A través de su cristal lo
primero que vio
fue la camiseta sin mangas que el candidato vestía, sus
pantalones de
mezclilla, los incongruentes sneakers-trainers running Nikes
importados,
destellando colores y para colmo con los cordones sueltos. Mientras
paseaba por
esa indumentaria, sus miradas se encontraron. El estudiante no la
sostuvo. El
profesor de posgrado, no movió la mira, como si se tratara de un
arma larga
apuntando al delincuente. Desde su investidura de director,
intentó imaginar a
este individuo que hoy pretendía recibir la aceptación
que le otorgaría un
título, caminando por Chelsea en el ambiente londinense de los
años setenta que
tanto recordaba.
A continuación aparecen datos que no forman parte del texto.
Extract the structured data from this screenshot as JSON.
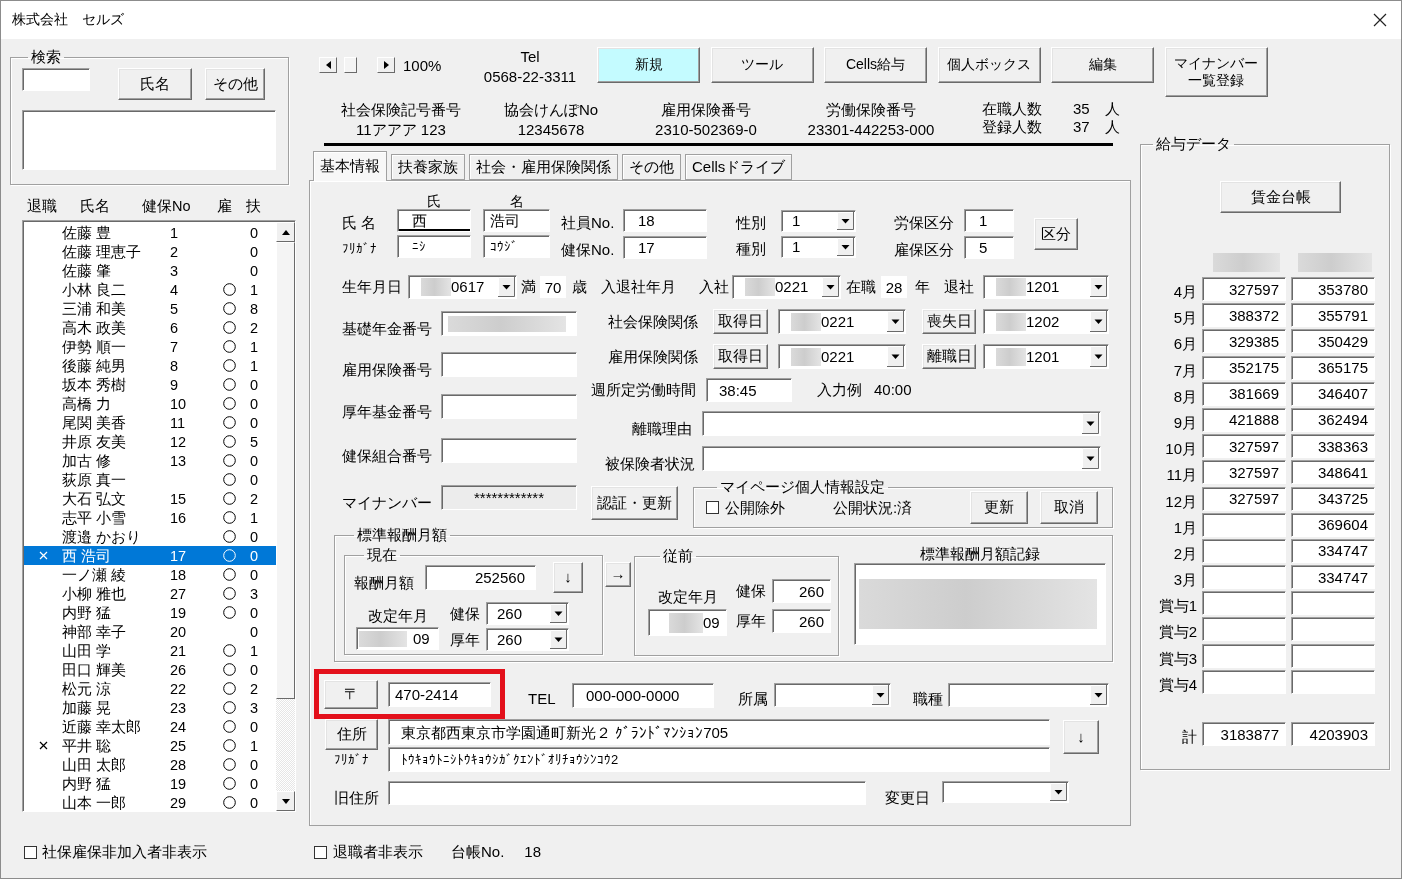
{
  "window": {
    "title": "株式会社　セルズ"
  },
  "search": {
    "title": "検索",
    "buttons": [
      "氏名",
      "その他"
    ]
  },
  "employee_list": {
    "columns": [
      "退職",
      "氏名",
      "健保No",
      "雇",
      "扶"
    ],
    "rows": [
      {
        "retired": false,
        "name": "佐藤 豊",
        "health_no": "1",
        "employment_insured": false,
        "dependents": "0",
        "selected": false
      },
      {
        "retired": false,
        "name": "佐藤 理恵子",
        "health_no": "2",
        "employment_insured": false,
        "dependents": "0",
        "selected": false
      },
      {
        "retired": false,
        "name": "佐藤 肇",
        "health_no": "3",
        "employment_insured": false,
        "dependents": "0",
        "selected": false
      },
      {
        "retired": false,
        "name": "小林 良二",
        "health_no": "4",
        "employment_insured": true,
        "dependents": "1",
        "selected": false
      },
      {
        "retired": false,
        "name": "三浦 和美",
        "health_no": "5",
        "employment_insured": true,
        "dependents": "8",
        "selected": false
      },
      {
        "retired": false,
        "name": "高木 政美",
        "health_no": "6",
        "employment_insured": true,
        "dependents": "2",
        "selected": false
      },
      {
        "retired": false,
        "name": "伊勢 順一",
        "health_no": "7",
        "employment_insured": true,
        "dependents": "1",
        "selected": false
      },
      {
        "retired": false,
        "name": "後藤 純男",
        "health_no": "8",
        "employment_insured": true,
        "dependents": "1",
        "selected": false
      },
      {
        "retired": false,
        "name": "坂本 秀樹",
        "health_no": "9",
        "employment_insured": true,
        "dependents": "0",
        "selected": false
      },
      {
        "retired": false,
        "name": "高橋 力",
        "health_no": "10",
        "employment_insured": true,
        "dependents": "0",
        "selected": false
      },
      {
        "retired": false,
        "name": "尾関 美香",
        "health_no": "11",
        "employment_insured": true,
        "dependents": "0",
        "selected": false
      },
      {
        "retired": false,
        "name": "井原 友美",
        "health_no": "12",
        "employment_insured": true,
        "dependents": "5",
        "selected": false
      },
      {
        "retired": false,
        "name": "加古 修",
        "health_no": "13",
        "employment_insured": true,
        "dependents": "0",
        "selected": false
      },
      {
        "retired": false,
        "name": "荻原 真一",
        "employment_insured": true,
        "dependents": "0",
        "selected": false
      },
      {
        "retired": false,
        "name": "大石 弘文",
        "health_no": "15",
        "employment_insured": true,
        "dependents": "2",
        "selected": false
      },
      {
        "retired": false,
        "name": "志平 小雪",
        "health_no": "16",
        "employment_insured": true,
        "dependents": "1",
        "selected": false
      },
      {
        "retired": false,
        "name": "渡邉 かおり",
        "employment_insured": true,
        "dependents": "0",
        "selected": false
      },
      {
        "retired": true,
        "name": "西 浩司",
        "health_no": "17",
        "employment_insured": true,
        "dependents": "0",
        "selected": true
      },
      {
        "retired": false,
        "name": "一ノ瀬 綾",
        "health_no": "18",
        "employment_insured": true,
        "dependents": "0",
        "selected": false
      },
      {
        "retired": false,
        "name": "小柳 雅也",
        "health_no": "27",
        "employment_insured": true,
        "dependents": "3",
        "selected": false
      },
      {
        "retired": false,
        "name": "内野 猛",
        "health_no": "19",
        "employment_insured": true,
        "dependents": "0",
        "selected": false
      },
      {
        "retired": false,
        "name": "神部 幸子",
        "health_no": "20",
        "employment_insured": false,
        "dependents": "0",
        "selected": false
      },
      {
        "retired": false,
        "name": "山田 学",
        "health_no": "21",
        "employment_insured": true,
        "dependents": "1",
        "selected": false
      },
      {
        "retired": false,
        "name": "田口 輝美",
        "health_no": "26",
        "employment_insured": true,
        "dependents": "0",
        "selected": false
      },
      {
        "retired": false,
        "name": "松元 涼",
        "health_no": "22",
        "employment_insured": true,
        "dependents": "2",
        "selected": false
      },
      {
        "retired": false,
        "name": "加藤 晃",
        "health_no": "23",
        "employment_insured": true,
        "dependents": "3",
        "selected": false
      },
      {
        "retired": false,
        "name": "近藤 幸太郎",
        "health_no": "24",
        "employment_insured": true,
        "dependents": "0",
        "selected": false
      },
      {
        "retired": true,
        "name": "平井 聡",
        "health_no": "25",
        "employment_insured": true,
        "dependents": "1",
        "selected": false
      },
      {
        "retired": false,
        "name": "山田 太郎",
        "health_no": "28",
        "employment_insured": true,
        "dependents": "0",
        "selected": false
      },
      {
        "retired": false,
        "name": "内野 猛",
        "health_no": "19",
        "employment_insured": true,
        "dependents": "0",
        "selected": false
      },
      {
        "retired": false,
        "name": "山本 一郎",
        "health_no": "29",
        "employment_insured": true,
        "dependents": "0",
        "selected": false
      }
    ]
  },
  "hide_uninsured": {
    "label": "社保雇保非加入者非表示",
    "checked": false
  },
  "toolbar": {
    "zoom": "100%",
    "tel_label": "Tel",
    "tel": "0568-22-3311",
    "buttons": [
      {
        "label": "新規",
        "highlighted": true
      },
      {
        "label": "ツール",
        "highlighted": false
      },
      {
        "label": "Cells給与",
        "highlighted": false
      },
      {
        "label": "個人ボックス",
        "highlighted": false
      },
      {
        "label": "編集",
        "highlighted": false
      },
      {
        "label": "マイナンバー一覧登録",
        "highlighted": false
      }
    ]
  },
  "office_numbers": [
    {
      "label": "社会保険記号番号",
      "value": "11アアア 123"
    },
    {
      "label": "協会けんぽNo",
      "value": "12345678"
    },
    {
      "label": "雇用保険番号",
      "value": "2310-502369-0"
    },
    {
      "label": "労働保険番号",
      "value": "23301-442253-000"
    }
  ],
  "headcount": [
    {
      "label": "在職人数",
      "value": "35",
      "unit": "人"
    },
    {
      "label": "登録人数",
      "value": "37",
      "unit": "人"
    }
  ],
  "tabs": [
    {
      "label": "基本情報",
      "selected": true
    },
    {
      "label": "扶養家族",
      "selected": false
    },
    {
      "label": "社会・雇用保険関係",
      "selected": false
    },
    {
      "label": "その他",
      "selected": false
    },
    {
      "label": "Cellsドライブ",
      "selected": false
    }
  ],
  "basic_info": {
    "name": {
      "surname_heading": "氏",
      "given_heading": "名",
      "label": "氏 名",
      "surname": "西",
      "surname_focused": true,
      "given": "浩司",
      "kana_label": "ﾌﾘｶﾞﾅ",
      "surname_kana": "ﾆｼ",
      "given_kana": "ｺｳｼﾞ"
    },
    "numbers": [
      {
        "label": "社員No.",
        "value": "18"
      },
      {
        "label": "健保No.",
        "value": "17"
      }
    ],
    "selects": [
      {
        "label": "性別",
        "value": "1"
      },
      {
        "label": "種別",
        "value": "1"
      }
    ],
    "classes": [
      {
        "label": "労保区分",
        "value": "1"
      },
      {
        "label": "雇保区分",
        "value": "5"
      }
    ],
    "class_button": "区分",
    "birth": {
      "label": "生年月日",
      "value": "0617",
      "age_prefix": "満",
      "age": "70",
      "age_unit": "歳"
    },
    "tenure": {
      "label": "入退社年月",
      "join_label": "入社",
      "join": "0221",
      "years_label": "在職",
      "years": "28",
      "years_unit": "年",
      "leave_label": "退社",
      "leave": "1201"
    },
    "id_fields": [
      {
        "label": "基礎年金番号",
        "kind": "blurred"
      },
      {
        "label": "雇用保険番号",
        "kind": "text"
      },
      {
        "label": "厚年基金番号",
        "kind": "text"
      },
      {
        "label": "健保組合番号",
        "kind": "text"
      },
      {
        "label": "マイナンバー",
        "kind": "readonly",
        "value": "************"
      }
    ],
    "insurance_rows": [
      {
        "label": "社会保険関係",
        "acquire_button": "取得日",
        "acquire": "0221",
        "lose_button": "喪失日",
        "lose": "1202"
      },
      {
        "label": "雇用保険関係",
        "acquire_button": "取得日",
        "acquire": "0221",
        "lose_button": "離職日",
        "lose": "1201"
      }
    ],
    "weekly_hours": {
      "label": "週所定労働時間",
      "value": "38:45",
      "example_label": "入力例",
      "example": "40:00"
    },
    "leave_reason": {
      "label": "離職理由"
    },
    "insured_status": {
      "label": "被保険者状況"
    },
    "auth_button": "認証・更新",
    "mypage": {
      "title": "マイページ個人情報設定",
      "exclude_label": "公開除外",
      "exclude_checked": false,
      "status": "公開状況:済",
      "buttons": [
        "更新",
        "取消"
      ]
    },
    "standard_pay": {
      "title": "標準報酬月額",
      "current": {
        "title": "現在",
        "pay_label": "報酬月額",
        "pay": "252560",
        "down_button": "↓",
        "revision_label": "改定年月",
        "revision": "09",
        "health_label": "健保",
        "health": "260",
        "pension_label": "厚年",
        "pension": "260"
      },
      "copy_button": "→",
      "previous": {
        "title": "従前",
        "revision_label": "改定年月",
        "revision": "09",
        "health_label": "健保",
        "health": "260",
        "pension_label": "厚年",
        "pension": "260"
      },
      "record_title": "標準報酬月額記録"
    },
    "address": {
      "postal_button": "〒",
      "postal": "470-2414",
      "postal_highlighted": true,
      "tel_label": "TEL",
      "tel": "000-000-0000",
      "dept_label": "所属",
      "job_label": "職種",
      "address_button": "住所",
      "address": "東京都西東京市学園通町新光２ ｸﾞﾗﾝﾄﾞﾏﾝｼｮﾝ705",
      "kana_label": "ﾌﾘｶﾞﾅ",
      "address_kana": "ﾄｳｷｮｳﾄﾆｼﾄｳｷｮｳｼｶﾞｸｴﾝﾄﾞｵﾘﾁｮｳｼﾝｺｳ2",
      "copy_button": "↓",
      "old_label": "旧住所",
      "change_label": "変更日"
    }
  },
  "salary_data": {
    "title": "給与データ",
    "button": "賃金台帳",
    "rows": [
      {
        "label": "4月",
        "column_1": "327597",
        "column_2": "353780"
      },
      {
        "label": "5月",
        "column_1": "388372",
        "column_2": "355791"
      },
      {
        "label": "6月",
        "column_1": "329385",
        "column_2": "350429"
      },
      {
        "label": "7月",
        "column_1": "352175",
        "column_2": "365175"
      },
      {
        "label": "8月",
        "column_1": "381669",
        "column_2": "346407"
      },
      {
        "label": "9月",
        "column_1": "421888",
        "column_2": "362494"
      },
      {
        "label": "10月",
        "column_1": "327597",
        "column_2": "338363"
      },
      {
        "label": "11月",
        "column_1": "327597",
        "column_2": "348641"
      },
      {
        "label": "12月",
        "column_1": "327597",
        "column_2": "343725"
      },
      {
        "label": "1月",
        "column_2": "369604"
      },
      {
        "label": "2月",
        "column_2": "334747"
      },
      {
        "label": "3月",
        "column_2": "334747"
      },
      {
        "label": "賞与1"
      },
      {
        "label": "賞与2"
      },
      {
        "label": "賞与3"
      },
      {
        "label": "賞与4"
      }
    ],
    "total": {
      "label": "計",
      "column_1": "3183877",
      "column_2": "4203903"
    }
  },
  "footer": {
    "hide_retired_label": "退職者非表示",
    "hide_retired_checked": false,
    "ledger_label": "台帳No.",
    "ledger_no": "18"
  }
}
Intentó imaginarlo en Hyde Park, frente a la
fachada de la
Nacional Gallery, sentado en la mesa de roble de un restaurante
céntrico, o
caminando sobre los adoquines de Birmington Ave. pero nada
coincidía con esa
extraña imagen local, regional, cuya mirada había logrado
escapar y quedar
perdida en el espacio, con tribulación y vértigo. El
profesor de posgrado, en
esta ocasión director de la mesa, el de mayor jerarquía
que los sinodales ahí
presentes, emitió por fin ese gesto mínimo, como una leve
mueca que partía de
su boca y apenas si lograba llegar un poco más allá de la
comisura de sus
labios. Con ese gesto y como apretando la lengua contra los labios, dio
vuelta
una de las páginas de la tesis, miro con atención su
propia anotación, volvió a
mirar al candidato, y eso bastó para que todos los presentes,
los sinodales,
los familiares, los colegas y amigos, el encargado del café y
del proyector, la
secretaria que se quedó para no hacer ruido con la puerta,
supieran que el
candidato no saldría adelante en la defensa de su tesis.